一瞬強くなった三上の手が緩み、笠井からゆっくり離れる。
初めて聞いた。驚きを隠せないまま三上を見る。「だけど、・・・だから、」
ぽつりと、三上らしくない声がぼんやりと笠井に届いた。
どうして、そんなことを言いだすのか。笠井は理解できずにただ立ちつくす。「・・・俺は、」
何故か昔のことを思い出していた。三上は拳をかたく握る。
父親と円周率を覚える競争をしていた。どんなに頑張っても、父親には勝てなかった。「手に入らねぇもんは諦めてきた」
「・・・先輩?」
「だから」諦める。
一言、そう告げて。「悪かった」
「・・・なんで、謝るんですか」
「悪かった。無茶して、振り回して」
「違う」振り回してたのは俺の方だ。きゅっと、心が締まる。
「やだ、先輩」
「ごめんな、俺、代わりでもよかったつもりだったけど」
「待って、」
「・・・好きだ」足が動かない。
笠井はその場に繋ぎ止められ、三上を追うことも出来なかった。それがさよならだなんて。 誰が教えてくれようか。
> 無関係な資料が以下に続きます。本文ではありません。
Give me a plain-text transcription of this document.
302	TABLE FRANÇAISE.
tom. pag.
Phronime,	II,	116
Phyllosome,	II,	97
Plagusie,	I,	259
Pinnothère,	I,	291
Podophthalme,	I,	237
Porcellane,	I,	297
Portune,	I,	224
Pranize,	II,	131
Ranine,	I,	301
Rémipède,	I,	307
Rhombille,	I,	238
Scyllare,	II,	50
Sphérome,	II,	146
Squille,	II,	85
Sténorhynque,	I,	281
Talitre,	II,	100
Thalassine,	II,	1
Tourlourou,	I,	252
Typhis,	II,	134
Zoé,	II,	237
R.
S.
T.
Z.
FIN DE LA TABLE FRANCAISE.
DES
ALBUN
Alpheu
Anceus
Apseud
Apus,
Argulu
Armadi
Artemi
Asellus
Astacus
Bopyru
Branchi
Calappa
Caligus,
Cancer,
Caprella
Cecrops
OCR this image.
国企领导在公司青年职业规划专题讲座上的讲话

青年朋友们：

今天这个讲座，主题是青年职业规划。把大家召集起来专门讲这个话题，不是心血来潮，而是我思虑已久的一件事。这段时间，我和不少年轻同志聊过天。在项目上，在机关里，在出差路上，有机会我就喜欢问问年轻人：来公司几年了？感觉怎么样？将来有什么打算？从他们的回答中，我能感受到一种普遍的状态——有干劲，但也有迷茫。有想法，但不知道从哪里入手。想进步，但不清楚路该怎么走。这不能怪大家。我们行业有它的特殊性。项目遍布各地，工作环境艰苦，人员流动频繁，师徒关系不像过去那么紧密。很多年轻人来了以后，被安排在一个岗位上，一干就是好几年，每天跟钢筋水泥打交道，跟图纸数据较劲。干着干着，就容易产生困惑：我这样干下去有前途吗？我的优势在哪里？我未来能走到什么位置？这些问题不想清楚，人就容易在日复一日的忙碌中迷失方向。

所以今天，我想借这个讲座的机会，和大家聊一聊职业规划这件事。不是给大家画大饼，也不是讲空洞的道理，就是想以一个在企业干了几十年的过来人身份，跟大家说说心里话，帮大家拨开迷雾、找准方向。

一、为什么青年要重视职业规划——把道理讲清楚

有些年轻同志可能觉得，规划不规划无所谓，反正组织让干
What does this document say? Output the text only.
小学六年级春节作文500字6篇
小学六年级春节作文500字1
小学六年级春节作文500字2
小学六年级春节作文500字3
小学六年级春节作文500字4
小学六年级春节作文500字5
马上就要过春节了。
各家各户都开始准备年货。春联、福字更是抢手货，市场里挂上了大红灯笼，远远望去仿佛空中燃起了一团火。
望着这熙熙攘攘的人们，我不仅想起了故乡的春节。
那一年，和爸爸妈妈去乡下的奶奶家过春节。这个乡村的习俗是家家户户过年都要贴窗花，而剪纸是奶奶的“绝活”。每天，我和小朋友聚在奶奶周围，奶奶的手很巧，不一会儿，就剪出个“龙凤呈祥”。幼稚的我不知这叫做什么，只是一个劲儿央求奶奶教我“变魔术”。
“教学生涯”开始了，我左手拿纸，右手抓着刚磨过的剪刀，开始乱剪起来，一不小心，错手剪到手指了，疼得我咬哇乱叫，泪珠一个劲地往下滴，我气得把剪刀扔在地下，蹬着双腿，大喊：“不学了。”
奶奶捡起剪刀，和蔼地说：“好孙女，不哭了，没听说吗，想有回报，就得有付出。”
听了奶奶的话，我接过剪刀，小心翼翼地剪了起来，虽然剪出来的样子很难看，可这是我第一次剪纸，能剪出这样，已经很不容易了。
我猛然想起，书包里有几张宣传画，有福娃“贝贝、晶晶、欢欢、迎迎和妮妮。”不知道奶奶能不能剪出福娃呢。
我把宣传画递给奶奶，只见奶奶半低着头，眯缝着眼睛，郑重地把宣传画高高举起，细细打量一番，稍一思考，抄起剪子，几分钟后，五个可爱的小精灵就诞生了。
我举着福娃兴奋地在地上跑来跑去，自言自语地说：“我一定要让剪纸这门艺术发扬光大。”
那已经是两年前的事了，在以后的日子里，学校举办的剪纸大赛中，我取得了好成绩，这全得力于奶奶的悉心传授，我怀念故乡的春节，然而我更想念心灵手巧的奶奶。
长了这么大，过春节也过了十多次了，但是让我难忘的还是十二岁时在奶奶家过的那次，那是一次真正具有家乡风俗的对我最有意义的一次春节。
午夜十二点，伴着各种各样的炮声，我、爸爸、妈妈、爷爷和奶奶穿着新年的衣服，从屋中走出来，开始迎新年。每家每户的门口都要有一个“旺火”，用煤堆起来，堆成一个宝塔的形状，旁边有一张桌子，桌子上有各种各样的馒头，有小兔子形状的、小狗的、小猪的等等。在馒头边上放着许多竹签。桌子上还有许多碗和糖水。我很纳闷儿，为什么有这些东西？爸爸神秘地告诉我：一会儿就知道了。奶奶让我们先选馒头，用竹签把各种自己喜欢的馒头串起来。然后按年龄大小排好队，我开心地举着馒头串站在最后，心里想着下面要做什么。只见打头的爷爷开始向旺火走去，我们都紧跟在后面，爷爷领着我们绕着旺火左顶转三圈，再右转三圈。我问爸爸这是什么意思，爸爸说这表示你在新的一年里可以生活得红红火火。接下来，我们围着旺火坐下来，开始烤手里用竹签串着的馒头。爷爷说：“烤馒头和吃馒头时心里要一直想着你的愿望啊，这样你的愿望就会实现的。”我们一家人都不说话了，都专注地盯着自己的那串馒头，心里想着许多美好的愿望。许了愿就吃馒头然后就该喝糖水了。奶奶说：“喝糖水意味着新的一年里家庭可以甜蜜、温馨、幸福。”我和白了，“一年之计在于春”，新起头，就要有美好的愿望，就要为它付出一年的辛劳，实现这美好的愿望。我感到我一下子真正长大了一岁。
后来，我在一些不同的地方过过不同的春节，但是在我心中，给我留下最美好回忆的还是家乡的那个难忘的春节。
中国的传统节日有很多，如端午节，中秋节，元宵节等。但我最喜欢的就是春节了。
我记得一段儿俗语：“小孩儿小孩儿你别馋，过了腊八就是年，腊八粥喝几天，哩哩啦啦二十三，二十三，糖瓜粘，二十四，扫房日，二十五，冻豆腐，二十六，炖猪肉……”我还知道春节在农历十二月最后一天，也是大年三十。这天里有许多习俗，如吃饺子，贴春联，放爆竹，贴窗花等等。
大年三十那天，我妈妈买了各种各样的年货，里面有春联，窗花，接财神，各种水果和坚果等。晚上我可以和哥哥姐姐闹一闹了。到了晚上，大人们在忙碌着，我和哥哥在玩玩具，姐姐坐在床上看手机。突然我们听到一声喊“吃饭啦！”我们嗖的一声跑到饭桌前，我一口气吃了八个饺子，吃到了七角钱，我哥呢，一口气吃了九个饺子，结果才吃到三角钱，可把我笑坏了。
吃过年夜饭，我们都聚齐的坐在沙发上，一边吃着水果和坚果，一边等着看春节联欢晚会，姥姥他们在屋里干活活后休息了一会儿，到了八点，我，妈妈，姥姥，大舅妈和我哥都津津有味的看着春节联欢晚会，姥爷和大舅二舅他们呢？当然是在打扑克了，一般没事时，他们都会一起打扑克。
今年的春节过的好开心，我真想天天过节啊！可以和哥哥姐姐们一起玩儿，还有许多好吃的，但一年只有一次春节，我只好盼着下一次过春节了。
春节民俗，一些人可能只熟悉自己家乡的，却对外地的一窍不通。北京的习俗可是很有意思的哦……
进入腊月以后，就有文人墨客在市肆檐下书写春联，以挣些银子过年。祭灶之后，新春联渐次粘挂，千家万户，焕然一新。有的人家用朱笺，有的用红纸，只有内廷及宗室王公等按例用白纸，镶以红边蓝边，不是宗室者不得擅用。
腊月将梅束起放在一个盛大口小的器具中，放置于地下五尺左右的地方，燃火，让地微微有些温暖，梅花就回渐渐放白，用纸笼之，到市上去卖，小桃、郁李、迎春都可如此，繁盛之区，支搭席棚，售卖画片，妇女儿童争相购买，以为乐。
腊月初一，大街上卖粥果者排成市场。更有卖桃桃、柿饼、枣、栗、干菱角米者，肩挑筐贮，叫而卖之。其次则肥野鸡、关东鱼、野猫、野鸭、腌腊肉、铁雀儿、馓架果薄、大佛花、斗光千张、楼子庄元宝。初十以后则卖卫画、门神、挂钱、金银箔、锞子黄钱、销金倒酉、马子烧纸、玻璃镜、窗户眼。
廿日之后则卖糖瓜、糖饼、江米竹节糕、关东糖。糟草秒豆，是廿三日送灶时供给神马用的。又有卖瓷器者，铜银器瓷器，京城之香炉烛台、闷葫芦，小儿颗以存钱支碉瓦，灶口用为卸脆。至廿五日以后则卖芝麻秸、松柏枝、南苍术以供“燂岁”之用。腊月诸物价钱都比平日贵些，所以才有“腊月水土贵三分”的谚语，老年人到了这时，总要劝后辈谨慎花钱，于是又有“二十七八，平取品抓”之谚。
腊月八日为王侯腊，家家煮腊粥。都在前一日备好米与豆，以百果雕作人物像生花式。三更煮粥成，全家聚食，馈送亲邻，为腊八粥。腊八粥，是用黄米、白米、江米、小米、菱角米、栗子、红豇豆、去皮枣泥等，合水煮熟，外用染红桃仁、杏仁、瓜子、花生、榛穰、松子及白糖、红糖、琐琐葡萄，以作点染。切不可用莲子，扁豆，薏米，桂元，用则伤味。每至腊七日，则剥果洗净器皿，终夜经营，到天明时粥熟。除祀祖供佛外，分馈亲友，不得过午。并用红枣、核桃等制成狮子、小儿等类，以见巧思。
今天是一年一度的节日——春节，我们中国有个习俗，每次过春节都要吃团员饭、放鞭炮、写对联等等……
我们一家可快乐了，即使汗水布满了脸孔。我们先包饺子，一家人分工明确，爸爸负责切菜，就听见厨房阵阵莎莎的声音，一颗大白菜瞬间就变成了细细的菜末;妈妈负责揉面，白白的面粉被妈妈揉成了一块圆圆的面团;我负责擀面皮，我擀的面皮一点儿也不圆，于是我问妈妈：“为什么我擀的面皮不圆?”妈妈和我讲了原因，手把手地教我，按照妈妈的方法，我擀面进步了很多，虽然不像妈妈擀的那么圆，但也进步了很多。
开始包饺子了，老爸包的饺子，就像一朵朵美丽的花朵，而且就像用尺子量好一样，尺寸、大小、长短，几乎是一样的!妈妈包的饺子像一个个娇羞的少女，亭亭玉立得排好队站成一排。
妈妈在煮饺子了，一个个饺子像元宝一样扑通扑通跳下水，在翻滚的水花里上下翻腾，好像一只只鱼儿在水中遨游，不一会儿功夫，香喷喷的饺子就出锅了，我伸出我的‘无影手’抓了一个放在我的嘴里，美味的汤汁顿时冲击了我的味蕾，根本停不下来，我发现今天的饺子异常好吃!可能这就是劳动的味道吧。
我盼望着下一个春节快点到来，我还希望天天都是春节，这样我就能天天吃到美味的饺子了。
そして自分が泣き出す意味も、誰かに教えてもらわなければきっと分からない。
自分が悪かったんだろうか。酷いことを言ったから。「やだ・・・」
きっと自分勝手すぎた。
全てを受け入れてくれるあの人に甘えて、与えてくれるものを手に、自分は何をしただろうか。
後悔は後からするものだ。痛いほどそれを感じ、何故か流れ続ける涙に戸惑いながら、後悔を。好きにならないわけがなかったのに。
書きながら泣きそうになってたよ。情緒不安定。